Street Plus Co-CEO David Goldberg said when the BID first started and his company first came to the neighborhood 20 years ago, the area “felt a lot dirtier, and less safe and thriving than it does today.”
“We’re still a mom-and-pop kind of neighborhood, but the rate of vacancies has decreased, and that has been some of the driving force,” Goldberg said.
When asked what he wished more people in the neighborhood knew about trash cleanup in the BID, Goldberg said it’s important to note that Street Plus “supplements” the services provided by the city and the responsibility of property owners.
“The longer people live in the neighborhood, the more connected they become, and they have more pride to make sure their neighborhood looks clean and feels safe,” Goldberg said. “This connectivity to the neighborhood is so important.”
As for Cisse, he starts his days at 8 a.m. and cleans until 4 p.m. with a mid-day break. The crews start by clearing the sidewalks, bagging up garbage for the Department of Sanitation to pick up and changing garbage can liners.

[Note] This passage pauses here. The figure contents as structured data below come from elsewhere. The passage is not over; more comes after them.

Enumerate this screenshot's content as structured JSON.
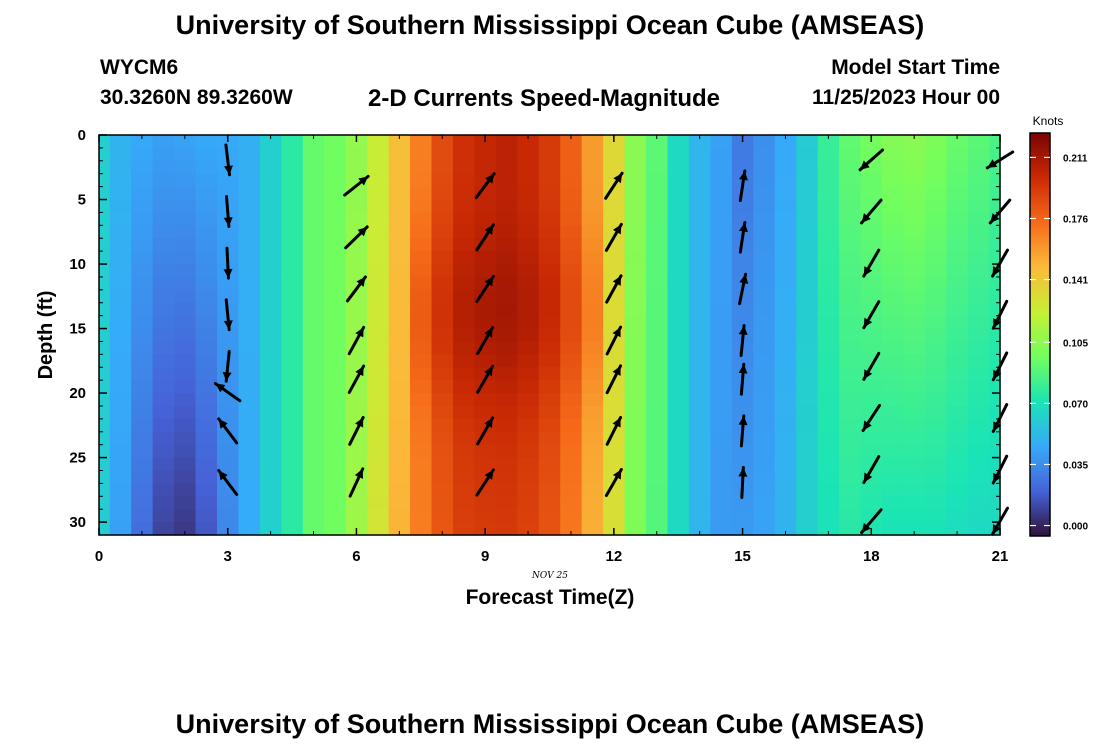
{
  "header": {
    "main_title": "University of Southern Mississippi Ocean Cube (AMSEAS)",
    "station_id": "WYCM6",
    "coordinates": "30.3260N  89.3260W",
    "chart_title": "2-D Currents Speed-Magnitude",
    "model_start_label": "Model Start Time",
    "model_start_value": "11/25/2023 Hour 00"
  },
  "footer": {
    "title": "University of Southern Mississippi Ocean Cube (AMSEAS)"
  },
  "chart_data": {
    "type": "heatmap",
    "title": "2-D Currents Speed-Magnitude",
    "xlabel": "Forecast Time(Z)",
    "ylabel": "Depth (ft)",
    "date_label": "NOV 25",
    "xlim": [
      0,
      21
    ],
    "ylim": [
      0,
      31
    ],
    "xticks": [
      0,
      3,
      6,
      9,
      12,
      15,
      18,
      21
    ],
    "yticks": [
      0,
      5,
      10,
      15,
      20,
      25,
      30
    ],
    "colorbar": {
      "label": "Knots",
      "min": -0.006,
      "max": 0.225,
      "ticks": [
        "0.000",
        "0.035",
        "0.070",
        "0.105",
        "0.141",
        "0.176",
        "0.211"
      ]
    },
    "colors": {
      "c1": "#30123b",
      "c2": "#4662d7",
      "c3": "#36aaf9",
      "c4": "#1ae4b6",
      "c5": "#72fe5e",
      "c6": "#c7ef34",
      "c7": "#fabb3a",
      "c8": "#f66b19",
      "c9": "#ca2a04",
      "c10": "#7a0403"
    },
    "speed_profiles": [
      {
        "t": 0.0,
        "top": 0.062,
        "bottom": 0.06
      },
      {
        "t": 0.5,
        "top": 0.05,
        "bottom": 0.042
      },
      {
        "t": 1.0,
        "top": 0.045,
        "bottom": 0.024
      },
      {
        "t": 1.5,
        "top": 0.042,
        "bottom": 0.01
      },
      {
        "t": 2.0,
        "top": 0.043,
        "bottom": 0.006
      },
      {
        "t": 2.5,
        "top": 0.045,
        "bottom": 0.016
      },
      {
        "t": 3.0,
        "top": 0.045,
        "bottom": 0.033
      },
      {
        "t": 3.5,
        "top": 0.048,
        "bottom": 0.046
      },
      {
        "t": 4.0,
        "top": 0.062,
        "bottom": 0.062
      },
      {
        "t": 4.5,
        "top": 0.076,
        "bottom": 0.076
      },
      {
        "t": 5.0,
        "top": 0.093,
        "bottom": 0.093
      },
      {
        "t": 5.5,
        "top": 0.096,
        "bottom": 0.096
      },
      {
        "t": 6.0,
        "top": 0.106,
        "bottom": 0.11
      },
      {
        "t": 6.5,
        "top": 0.123,
        "bottom": 0.128
      },
      {
        "t": 7.0,
        "top": 0.146,
        "bottom": 0.15
      },
      {
        "t": 7.5,
        "top": 0.167,
        "bottom": 0.168
      },
      {
        "t": 8.0,
        "top": 0.186,
        "bottom": 0.182
      },
      {
        "t": 8.5,
        "top": 0.197,
        "bottom": 0.191
      },
      {
        "t": 9.0,
        "top": 0.201,
        "bottom": 0.193
      },
      {
        "t": 9.5,
        "top": 0.204,
        "bottom": 0.193
      },
      {
        "t": 10.0,
        "top": 0.2,
        "bottom": 0.19
      },
      {
        "t": 10.5,
        "top": 0.193,
        "bottom": 0.183
      },
      {
        "t": 11.0,
        "top": 0.178,
        "bottom": 0.17
      },
      {
        "t": 11.5,
        "top": 0.158,
        "bottom": 0.152
      },
      {
        "t": 12.0,
        "top": 0.134,
        "bottom": 0.13
      },
      {
        "t": 12.5,
        "top": 0.104,
        "bottom": 0.1
      },
      {
        "t": 13.0,
        "top": 0.09,
        "bottom": 0.088
      },
      {
        "t": 13.5,
        "top": 0.066,
        "bottom": 0.066
      },
      {
        "t": 14.0,
        "top": 0.05,
        "bottom": 0.05
      },
      {
        "t": 14.5,
        "top": 0.042,
        "bottom": 0.04
      },
      {
        "t": 15.0,
        "top": 0.028,
        "bottom": 0.04
      },
      {
        "t": 15.5,
        "top": 0.036,
        "bottom": 0.043
      },
      {
        "t": 16.0,
        "top": 0.045,
        "bottom": 0.05
      },
      {
        "t": 16.5,
        "top": 0.06,
        "bottom": 0.062
      },
      {
        "t": 17.0,
        "top": 0.08,
        "bottom": 0.07
      },
      {
        "t": 17.5,
        "top": 0.092,
        "bottom": 0.075
      },
      {
        "t": 18.0,
        "top": 0.097,
        "bottom": 0.072
      },
      {
        "t": 18.5,
        "top": 0.102,
        "bottom": 0.07
      },
      {
        "t": 19.0,
        "top": 0.104,
        "bottom": 0.07
      },
      {
        "t": 19.5,
        "top": 0.1,
        "bottom": 0.07
      },
      {
        "t": 20.0,
        "top": 0.094,
        "bottom": 0.068
      },
      {
        "t": 20.5,
        "top": 0.09,
        "bottom": 0.066
      },
      {
        "t": 21.0,
        "top": 0.085,
        "bottom": 0.065
      }
    ],
    "arrows": [
      {
        "t": 3,
        "dirs": [
          {
            "depth": 1,
            "u": 0.12,
            "v": -1
          },
          {
            "depth": 5,
            "u": 0.08,
            "v": -1
          },
          {
            "depth": 9,
            "u": 0.05,
            "v": -1
          },
          {
            "depth": 13,
            "u": 0.1,
            "v": -1
          },
          {
            "depth": 17,
            "u": -0.1,
            "v": -1
          },
          {
            "depth": 19,
            "u": -0.85,
            "v": 0.6
          },
          {
            "depth": 22,
            "u": -0.6,
            "v": 0.8
          },
          {
            "depth": 26,
            "u": -0.6,
            "v": 0.8
          }
        ]
      },
      {
        "t": 6,
        "dirs": [
          {
            "depth": 3,
            "u": 0.78,
            "v": 0.62
          },
          {
            "depth": 7,
            "u": 0.72,
            "v": 0.7
          },
          {
            "depth": 11,
            "u": 0.6,
            "v": 0.8
          },
          {
            "depth": 15,
            "u": 0.48,
            "v": 0.88
          },
          {
            "depth": 18,
            "u": 0.48,
            "v": 0.88
          },
          {
            "depth": 22,
            "u": 0.45,
            "v": 0.9
          },
          {
            "depth": 26,
            "u": 0.42,
            "v": 0.91
          }
        ]
      },
      {
        "t": 9,
        "dirs": [
          {
            "depth": 3,
            "u": 0.6,
            "v": 0.8
          },
          {
            "depth": 7,
            "u": 0.55,
            "v": 0.84
          },
          {
            "depth": 11,
            "u": 0.55,
            "v": 0.84
          },
          {
            "depth": 15,
            "u": 0.5,
            "v": 0.87
          },
          {
            "depth": 18,
            "u": 0.5,
            "v": 0.87
          },
          {
            "depth": 22,
            "u": 0.5,
            "v": 0.87
          },
          {
            "depth": 26,
            "u": 0.55,
            "v": 0.84
          }
        ]
      },
      {
        "t": 12,
        "dirs": [
          {
            "depth": 3,
            "u": 0.55,
            "v": 0.84
          },
          {
            "depth": 7,
            "u": 0.5,
            "v": 0.87
          },
          {
            "depth": 11,
            "u": 0.48,
            "v": 0.88
          },
          {
            "depth": 15,
            "u": 0.45,
            "v": 0.9
          },
          {
            "depth": 18,
            "u": 0.45,
            "v": 0.9
          },
          {
            "depth": 22,
            "u": 0.45,
            "v": 0.9
          },
          {
            "depth": 26,
            "u": 0.5,
            "v": 0.87
          }
        ]
      },
      {
        "t": 15,
        "dirs": [
          {
            "depth": 3,
            "u": 0.15,
            "v": 0.99
          },
          {
            "depth": 7,
            "u": 0.15,
            "v": 0.99
          },
          {
            "depth": 11,
            "u": 0.2,
            "v": 0.98
          },
          {
            "depth": 15,
            "u": 0.1,
            "v": 1
          },
          {
            "depth": 18,
            "u": 0.08,
            "v": 1
          },
          {
            "depth": 22,
            "u": 0.08,
            "v": 1
          },
          {
            "depth": 26,
            "u": 0.05,
            "v": 1
          }
        ]
      },
      {
        "t": 18,
        "dirs": [
          {
            "depth": 1,
            "u": -0.75,
            "v": -0.66
          },
          {
            "depth": 5,
            "u": -0.65,
            "v": -0.76
          },
          {
            "depth": 9,
            "u": -0.5,
            "v": -0.87
          },
          {
            "depth": 13,
            "u": -0.5,
            "v": -0.87
          },
          {
            "depth": 17,
            "u": -0.5,
            "v": -0.87
          },
          {
            "depth": 21,
            "u": -0.55,
            "v": -0.84
          },
          {
            "depth": 25,
            "u": -0.5,
            "v": -0.87
          },
          {
            "depth": 29,
            "u": -0.65,
            "v": -0.76
          }
        ]
      },
      {
        "t": 21,
        "dirs": [
          {
            "depth": 1,
            "u": -0.85,
            "v": -0.53
          },
          {
            "depth": 5,
            "u": -0.65,
            "v": -0.76
          },
          {
            "depth": 9,
            "u": -0.5,
            "v": -0.87
          },
          {
            "depth": 13,
            "u": -0.45,
            "v": -0.9
          },
          {
            "depth": 17,
            "u": -0.45,
            "v": -0.9
          },
          {
            "depth": 21,
            "u": -0.45,
            "v": -0.9
          },
          {
            "depth": 25,
            "u": -0.45,
            "v": -0.9
          },
          {
            "depth": 29,
            "u": -0.5,
            "v": -0.87
          }
        ]
      }
    ]
  }
}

“Working outside isn’t easy. But I like this job because I have family in Africa and everything I do is for my family,” said Cisse, who also works part-time at a grocery store in Bronxville in the evenings after his shift ends.
In some instances, Cisse’s chronicles at the BID make his job sound more like he’s a street sweeper in the Wild West.
There was the time about two years ago when Cisse, now 51, was changing a garbage bag when a passerby tossed trash into the empty can. Cisse said when he asked the man what he was doing, he threw a cup of hot coffee in the street sweeper’s face, burning his eyes and damaging his vision. And he claims that one time a drunk man tried to hit him with a bottle of alcohol from under the steps of the 4 train, believing that the street cleaner stole his bicycle.
“This can be a very dangerous job,” Cisse said. “And when it’s snowy, you’re outside, rainy, you’re outside, windy, you’re outside—that’s not easy.”
But most days, Cisse said the frustrations are more bureaucratic—the endless loop of residents and supers leaving their building’s trash for him to pick up, and Cisse reprimanding, and being strung along with calls to 311 and the Department of Sanitation.
Still, given the ups and downs, it’s clear Cisse knows more business owners and neighbors than he does not know.
“The neighborhood has changed [in the years that I’ve worked here], but it’s no problem for me and my guys,” Cisse said.